SPD-Wirtschaftsexperte Wend erwartet einen pünktlichen Start des Arbeitslosengeldes II. Forderungen nach einer Verschiebung wies er in einem Zeitungsgespräch zurück.

HB BERLIN.

Der Vorsitzende des Bundestagsausschusses für Wirtschaft und Arbeit, Rainer Wend (SPD), hält eine pünktliche Umsetzung der Hartz-IV-Reform trotz der Software-Probleme bei der Bundesagentur für Arbeit (BA) für möglich.

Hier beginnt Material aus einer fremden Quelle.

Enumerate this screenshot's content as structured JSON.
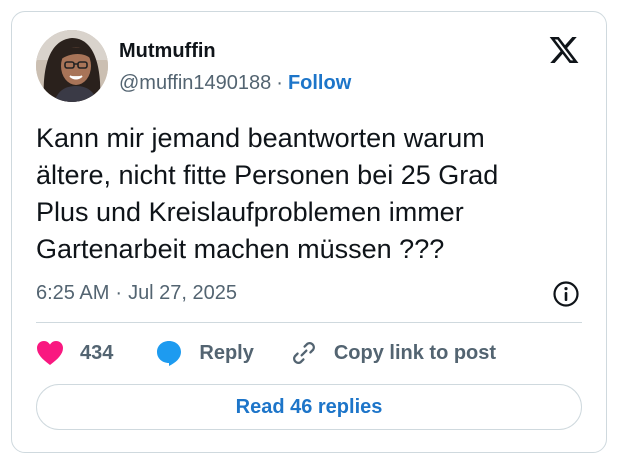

Es gebe keinen Grund, den Starttermin im Januar in Zweifel zu ziehen, sagte er im Gespräch mit der "Netzeitung".

Nach Wends Darstellung deuten Signale, die er aus der BA erhalte, darauf hin, dass die Probleme in den Griff zu bekommen seien. «Mit mehr Personal dürfte die Verzögerung aufzufangen sein», sagte er. Mit scharfen Worten wandte sich Wend gegen die Forderung des FDP-Arbeitsmarktexperten Dirk Niebel nach einer Verschiebung des Starttermins für das Arbeitslosengeld II. Die FDP betreibe ein «politisches Ritual nicht aus Sorge um die Sache, sondern aus rein parteipolitischen Erwägungen heraus». Eine Verschiebung komme nicht in Frage. Es gebe keine Veranlassung für eine solche Forderung, betonte Wend, solange die BA seriös versichere, dass mit der Auszahlung zum 1. Januar gerechnet werden könne.

Wend sprach sich zudem gegen eine Angleichung der zwei Regelsätze für das Arbeitslosengeld II aus. Die Angleichung der Lebensverhältnisse in Ost und West werde weiter ein Thema bleiben. «Wir können aber nicht das Arbeitslosengeld II isoliert vorziehen», sagte der SPD-Politiker der Netzeitung. Man müsse das vernünftig machen. Das bedeute, das auch die Rente und die Tarifverhältnisse einbezogen werden müssen.